Mid-course: Portals appear — API endpoints connecting to external services. A shared database every agent can access. Message queues carry events between rooms. The world is a network.

Late course: The world IS a distributed system. Rooms across multiple environments. Portals that sometimes close (network failures). Queues that back up (congestion). Databases that rate-limit (resource exhaustion). The game mechanics for handling this ARE distributed systems patterns.

Deployed: The agents aren't navigating a representation of a distributed system. They ARE the distributed system. The game was the architecture the whole time.


Course sections

Sections are built iteratively. This list grows as the game grows.

Section 1: First Run

Set up the game engine. Generate a world from your codebase. Your agent explores.


What you walk away with

  1. A deployed multi-agent system — running on Vercel, world state in Convex, operator dashboard live, agents running autonomously. A game that is also, if you choose, a system that does real work.

  2. Agent architecture knowledge — absorbed through play. Tool loops, context management, delegation, error handling, persistence, event-driven systems. Learned because you needed it to keep your agents running.

  3. Vercel platform fluency — Workflow, Sandbox, Queues, Convex, AI SDK, AI Gateway, just-bash, bash-tool, deployment. Learned because the game required each primitive.

  4. A mental model — "my agent system IS a colony" makes architecture decisions intuitive. When someone asks "how should I handle agent coordination?", you think in party composition, not in abstract diagrams.

  5. Stories — emergent narratives from your runs. The scout that found a circular dependency. The executor that cascaded. The failure that took the whole colony down. If you're telling stories about your agents, the course worked.


Tech stack

ComponentPurposeGame role
AI SDKAgent loops, tools, structured output, streamingAgent brains
AI GatewayModel routingAbility tiers, resource management
just-bashVirtual sandbox, game engineWorld construction, abilities, execution limits
bash-toolAI SDK tool wrapperAgent ability interface
Vercel SandboxFirecracker microVMsReal execution environment
Vercel WorkflowDurable multi-step executionTask workflows, human-in-the-loop hooks
Vercel QueuesDurable event streamingTask fan-out, inter-agent signals
ConvexReactive databaseWorld state, agent memories, decision records
Next.jsWeb surfaceOperator dashboard
ZodSchema validationTask contracts, structured output

Relationship to other courses

CourseRelationship
Build Your Own AI Agent HarnessSame architecture patterns, different frame. The harness course teaches through engineering. This course teaches through game design. Same concepts from multiple directions = deeper learning.
Building Filesystem AgentsEntry point. Filesystem Agents teaches the basics. This course goes deeper — multi-agent, persistence, deployment.
AI SDKFoundation. This course uses AI SDK but teaches at the architecture pattern layer.

Design approach

Three frameworks govern every design decision:

Raph Koster (A Theory of Fun) — Fun = mastering patterns in a safe space. Agent architecture patterns ARE the patterns the brain absorbs. The game is the safe space for experimentation.

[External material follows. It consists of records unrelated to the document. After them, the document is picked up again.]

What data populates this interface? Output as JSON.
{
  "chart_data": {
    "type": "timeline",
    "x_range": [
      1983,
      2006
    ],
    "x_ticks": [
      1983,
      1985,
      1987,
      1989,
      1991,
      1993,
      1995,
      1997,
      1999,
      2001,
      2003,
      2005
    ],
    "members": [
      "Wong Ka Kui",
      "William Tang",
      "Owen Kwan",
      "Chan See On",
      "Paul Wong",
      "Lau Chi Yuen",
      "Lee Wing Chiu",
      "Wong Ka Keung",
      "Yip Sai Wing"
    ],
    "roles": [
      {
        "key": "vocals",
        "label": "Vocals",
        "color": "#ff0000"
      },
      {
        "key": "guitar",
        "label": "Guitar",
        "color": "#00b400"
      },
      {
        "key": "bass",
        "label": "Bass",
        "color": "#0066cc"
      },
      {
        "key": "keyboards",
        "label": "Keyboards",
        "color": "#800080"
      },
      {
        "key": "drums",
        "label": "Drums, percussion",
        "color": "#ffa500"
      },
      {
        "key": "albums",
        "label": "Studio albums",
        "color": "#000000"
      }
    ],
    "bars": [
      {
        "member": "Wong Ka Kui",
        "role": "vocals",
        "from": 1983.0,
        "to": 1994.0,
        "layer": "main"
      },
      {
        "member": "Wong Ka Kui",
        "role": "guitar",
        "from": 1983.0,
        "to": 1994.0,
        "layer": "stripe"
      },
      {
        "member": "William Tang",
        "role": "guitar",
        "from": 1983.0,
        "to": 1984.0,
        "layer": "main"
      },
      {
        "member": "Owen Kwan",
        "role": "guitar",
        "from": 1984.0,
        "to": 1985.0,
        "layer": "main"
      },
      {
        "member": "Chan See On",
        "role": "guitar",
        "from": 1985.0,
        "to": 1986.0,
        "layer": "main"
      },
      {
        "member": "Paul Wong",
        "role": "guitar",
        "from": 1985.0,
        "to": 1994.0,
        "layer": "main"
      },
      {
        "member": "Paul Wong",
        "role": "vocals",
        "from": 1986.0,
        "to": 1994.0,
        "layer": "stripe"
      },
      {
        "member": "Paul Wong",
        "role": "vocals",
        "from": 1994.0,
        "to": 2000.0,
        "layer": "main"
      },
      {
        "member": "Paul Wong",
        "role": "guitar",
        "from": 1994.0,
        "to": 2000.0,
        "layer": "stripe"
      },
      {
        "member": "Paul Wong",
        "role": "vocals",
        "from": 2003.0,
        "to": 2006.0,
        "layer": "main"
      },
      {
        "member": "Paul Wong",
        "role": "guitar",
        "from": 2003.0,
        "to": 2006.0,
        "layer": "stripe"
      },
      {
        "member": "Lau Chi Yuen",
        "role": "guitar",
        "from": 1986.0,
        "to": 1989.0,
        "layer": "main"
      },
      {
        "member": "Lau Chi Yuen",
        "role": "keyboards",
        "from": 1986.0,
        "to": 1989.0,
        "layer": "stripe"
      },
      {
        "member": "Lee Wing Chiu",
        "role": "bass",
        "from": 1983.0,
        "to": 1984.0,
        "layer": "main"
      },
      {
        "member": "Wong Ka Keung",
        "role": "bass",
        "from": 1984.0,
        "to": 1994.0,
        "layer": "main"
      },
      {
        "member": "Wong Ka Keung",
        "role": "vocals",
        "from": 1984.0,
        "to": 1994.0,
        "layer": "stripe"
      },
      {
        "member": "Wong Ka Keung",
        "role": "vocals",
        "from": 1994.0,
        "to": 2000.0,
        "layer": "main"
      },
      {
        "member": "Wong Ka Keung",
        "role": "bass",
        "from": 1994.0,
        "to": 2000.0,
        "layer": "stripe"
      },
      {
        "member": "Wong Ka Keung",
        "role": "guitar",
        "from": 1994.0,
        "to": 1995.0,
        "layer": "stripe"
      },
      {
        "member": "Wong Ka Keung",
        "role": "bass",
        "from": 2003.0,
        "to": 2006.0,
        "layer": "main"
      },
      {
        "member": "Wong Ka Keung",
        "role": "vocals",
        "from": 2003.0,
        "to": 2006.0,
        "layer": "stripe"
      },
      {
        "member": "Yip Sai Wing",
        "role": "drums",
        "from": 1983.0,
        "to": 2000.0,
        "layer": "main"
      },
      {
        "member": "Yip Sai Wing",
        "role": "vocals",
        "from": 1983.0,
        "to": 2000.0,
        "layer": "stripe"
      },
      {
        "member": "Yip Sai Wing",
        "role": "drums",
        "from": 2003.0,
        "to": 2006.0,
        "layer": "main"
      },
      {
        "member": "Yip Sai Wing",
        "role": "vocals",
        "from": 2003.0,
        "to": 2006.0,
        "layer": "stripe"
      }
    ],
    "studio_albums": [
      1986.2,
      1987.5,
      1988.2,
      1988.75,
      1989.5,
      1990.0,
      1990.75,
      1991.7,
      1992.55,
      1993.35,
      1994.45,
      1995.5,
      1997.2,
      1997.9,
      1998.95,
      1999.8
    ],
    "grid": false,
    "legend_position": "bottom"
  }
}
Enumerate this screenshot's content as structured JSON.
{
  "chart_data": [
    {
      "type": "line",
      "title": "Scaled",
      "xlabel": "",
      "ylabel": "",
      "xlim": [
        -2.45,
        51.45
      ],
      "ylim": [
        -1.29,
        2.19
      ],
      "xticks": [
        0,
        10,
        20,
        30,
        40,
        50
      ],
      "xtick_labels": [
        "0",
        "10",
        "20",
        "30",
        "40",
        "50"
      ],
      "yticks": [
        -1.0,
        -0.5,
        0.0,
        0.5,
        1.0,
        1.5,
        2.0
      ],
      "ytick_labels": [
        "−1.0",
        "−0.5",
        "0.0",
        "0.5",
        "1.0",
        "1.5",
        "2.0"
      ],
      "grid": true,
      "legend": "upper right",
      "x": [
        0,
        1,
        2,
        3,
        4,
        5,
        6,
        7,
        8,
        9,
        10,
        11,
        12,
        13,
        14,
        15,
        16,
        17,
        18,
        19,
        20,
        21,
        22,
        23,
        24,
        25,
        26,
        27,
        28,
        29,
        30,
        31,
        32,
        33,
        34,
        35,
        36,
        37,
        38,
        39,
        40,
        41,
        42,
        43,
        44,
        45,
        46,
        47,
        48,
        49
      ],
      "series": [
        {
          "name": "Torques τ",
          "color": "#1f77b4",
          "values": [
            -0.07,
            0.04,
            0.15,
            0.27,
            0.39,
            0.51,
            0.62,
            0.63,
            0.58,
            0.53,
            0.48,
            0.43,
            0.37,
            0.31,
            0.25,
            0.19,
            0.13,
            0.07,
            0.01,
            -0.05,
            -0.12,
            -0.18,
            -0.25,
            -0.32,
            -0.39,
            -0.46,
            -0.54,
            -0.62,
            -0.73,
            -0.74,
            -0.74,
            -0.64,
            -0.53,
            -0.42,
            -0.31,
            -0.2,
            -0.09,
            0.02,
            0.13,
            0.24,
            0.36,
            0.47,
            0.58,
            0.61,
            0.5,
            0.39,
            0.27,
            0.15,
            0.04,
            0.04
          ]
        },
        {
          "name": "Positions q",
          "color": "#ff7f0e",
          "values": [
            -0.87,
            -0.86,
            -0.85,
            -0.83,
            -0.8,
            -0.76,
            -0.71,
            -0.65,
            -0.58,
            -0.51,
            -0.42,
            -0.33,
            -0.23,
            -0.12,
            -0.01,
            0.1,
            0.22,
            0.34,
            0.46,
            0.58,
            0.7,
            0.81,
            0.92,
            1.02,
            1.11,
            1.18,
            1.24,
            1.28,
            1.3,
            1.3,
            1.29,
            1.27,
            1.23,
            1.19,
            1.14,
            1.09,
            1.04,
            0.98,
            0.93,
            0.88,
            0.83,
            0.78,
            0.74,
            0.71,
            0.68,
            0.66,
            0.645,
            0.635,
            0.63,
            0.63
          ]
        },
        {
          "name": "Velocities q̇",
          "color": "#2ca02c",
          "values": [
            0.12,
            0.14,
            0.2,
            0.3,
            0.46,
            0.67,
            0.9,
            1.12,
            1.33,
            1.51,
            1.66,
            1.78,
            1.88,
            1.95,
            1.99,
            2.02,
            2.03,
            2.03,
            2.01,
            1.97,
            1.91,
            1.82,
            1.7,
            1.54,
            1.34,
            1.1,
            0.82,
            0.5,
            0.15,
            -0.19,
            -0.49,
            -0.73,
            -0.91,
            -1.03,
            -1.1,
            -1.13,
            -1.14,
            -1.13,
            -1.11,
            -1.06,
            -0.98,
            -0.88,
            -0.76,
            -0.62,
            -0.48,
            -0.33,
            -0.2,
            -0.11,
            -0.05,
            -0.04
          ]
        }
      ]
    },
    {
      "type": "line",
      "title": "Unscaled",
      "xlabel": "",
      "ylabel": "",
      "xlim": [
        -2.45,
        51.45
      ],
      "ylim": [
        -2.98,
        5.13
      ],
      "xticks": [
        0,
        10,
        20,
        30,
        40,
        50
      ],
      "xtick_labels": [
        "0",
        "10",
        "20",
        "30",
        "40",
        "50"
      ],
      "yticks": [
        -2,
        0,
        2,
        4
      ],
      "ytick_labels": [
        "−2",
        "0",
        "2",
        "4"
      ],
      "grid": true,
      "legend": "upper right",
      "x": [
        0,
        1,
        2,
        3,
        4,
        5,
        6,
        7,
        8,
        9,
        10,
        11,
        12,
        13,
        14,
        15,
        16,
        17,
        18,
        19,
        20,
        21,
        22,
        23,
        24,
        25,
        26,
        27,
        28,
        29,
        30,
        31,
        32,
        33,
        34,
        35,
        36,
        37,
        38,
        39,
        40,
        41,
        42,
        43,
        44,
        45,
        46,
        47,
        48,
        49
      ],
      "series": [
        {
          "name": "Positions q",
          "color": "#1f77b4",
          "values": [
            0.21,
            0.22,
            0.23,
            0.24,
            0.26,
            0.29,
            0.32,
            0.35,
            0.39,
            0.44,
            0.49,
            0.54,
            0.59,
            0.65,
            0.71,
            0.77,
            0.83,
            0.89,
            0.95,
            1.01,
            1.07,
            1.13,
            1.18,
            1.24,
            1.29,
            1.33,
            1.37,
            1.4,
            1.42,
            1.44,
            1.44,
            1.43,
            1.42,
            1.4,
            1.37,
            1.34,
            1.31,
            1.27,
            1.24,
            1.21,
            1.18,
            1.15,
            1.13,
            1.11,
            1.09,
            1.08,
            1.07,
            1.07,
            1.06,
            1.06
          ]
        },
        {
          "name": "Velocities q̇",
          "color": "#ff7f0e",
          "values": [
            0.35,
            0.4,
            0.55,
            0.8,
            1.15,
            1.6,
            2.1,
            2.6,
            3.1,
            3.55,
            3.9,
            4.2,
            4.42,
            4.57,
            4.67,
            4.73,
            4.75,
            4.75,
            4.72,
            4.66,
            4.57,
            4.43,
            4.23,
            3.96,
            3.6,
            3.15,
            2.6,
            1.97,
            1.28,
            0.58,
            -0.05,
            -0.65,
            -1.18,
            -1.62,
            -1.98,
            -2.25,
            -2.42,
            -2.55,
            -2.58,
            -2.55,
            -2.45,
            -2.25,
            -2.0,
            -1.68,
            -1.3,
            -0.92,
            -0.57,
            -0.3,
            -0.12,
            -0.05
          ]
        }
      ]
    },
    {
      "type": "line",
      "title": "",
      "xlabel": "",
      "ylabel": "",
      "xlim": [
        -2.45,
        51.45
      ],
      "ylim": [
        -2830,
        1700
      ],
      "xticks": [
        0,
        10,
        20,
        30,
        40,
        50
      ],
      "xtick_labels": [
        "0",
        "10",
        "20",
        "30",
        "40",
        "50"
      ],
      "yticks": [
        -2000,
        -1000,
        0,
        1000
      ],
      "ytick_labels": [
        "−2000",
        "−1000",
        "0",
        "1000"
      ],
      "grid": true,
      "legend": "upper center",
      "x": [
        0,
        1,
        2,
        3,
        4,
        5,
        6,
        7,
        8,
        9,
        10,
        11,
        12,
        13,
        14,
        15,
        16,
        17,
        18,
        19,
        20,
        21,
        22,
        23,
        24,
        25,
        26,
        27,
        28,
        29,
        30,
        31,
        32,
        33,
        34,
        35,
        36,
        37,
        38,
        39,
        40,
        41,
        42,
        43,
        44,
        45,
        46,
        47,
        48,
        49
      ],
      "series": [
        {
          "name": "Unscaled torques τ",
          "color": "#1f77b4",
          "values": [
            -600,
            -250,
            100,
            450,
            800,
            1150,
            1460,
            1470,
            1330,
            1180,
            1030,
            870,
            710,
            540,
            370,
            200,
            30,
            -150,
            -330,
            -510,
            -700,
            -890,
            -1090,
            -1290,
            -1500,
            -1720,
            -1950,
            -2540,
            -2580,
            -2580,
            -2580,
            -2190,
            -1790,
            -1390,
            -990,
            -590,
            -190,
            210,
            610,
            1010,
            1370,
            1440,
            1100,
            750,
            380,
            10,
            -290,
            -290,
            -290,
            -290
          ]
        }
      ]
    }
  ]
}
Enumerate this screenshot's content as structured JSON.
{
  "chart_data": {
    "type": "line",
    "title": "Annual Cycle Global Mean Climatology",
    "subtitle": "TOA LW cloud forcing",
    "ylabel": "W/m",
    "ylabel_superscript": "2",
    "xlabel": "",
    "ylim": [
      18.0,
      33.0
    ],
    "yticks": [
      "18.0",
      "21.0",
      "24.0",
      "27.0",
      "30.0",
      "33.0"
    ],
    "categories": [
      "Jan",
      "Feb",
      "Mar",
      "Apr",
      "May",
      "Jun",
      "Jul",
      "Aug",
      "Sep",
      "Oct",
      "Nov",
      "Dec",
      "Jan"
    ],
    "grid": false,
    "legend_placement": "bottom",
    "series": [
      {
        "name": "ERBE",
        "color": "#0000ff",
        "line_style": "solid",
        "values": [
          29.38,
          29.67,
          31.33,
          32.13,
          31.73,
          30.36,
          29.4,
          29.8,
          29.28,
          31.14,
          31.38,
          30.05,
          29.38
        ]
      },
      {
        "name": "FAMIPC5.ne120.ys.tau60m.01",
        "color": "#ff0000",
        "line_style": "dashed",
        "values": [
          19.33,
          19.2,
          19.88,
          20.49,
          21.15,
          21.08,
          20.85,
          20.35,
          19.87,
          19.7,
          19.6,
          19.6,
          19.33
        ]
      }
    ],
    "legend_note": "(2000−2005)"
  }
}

Jesse Schell (The Art of Game Design) — The Elemental Tetrad: AI SDK (technology) + game mechanics (agent patterns) + colony narrative (story) + terminal aesthetic. LLM non-determinism IS the Chance mechanic. Token budgets ARE the Economy.

Van Merriënboer (Ten Steps to Complex Learning) — Whole-task from day 1. Scaffolding fades. Supportive information before tasks. Procedural information just-in-time. Sequence driven by what breaks.

The design lens is Dwarf Fortress. Colony management with autonomous actors. The operator manages systems, not individual agents. Emergent narrative from simple rules. Losing is the best teacher.

The course shouldn't feel like "learning agent architecture" any more than chess feels like "learning spatial reasoning." The patterns are absorbed through play.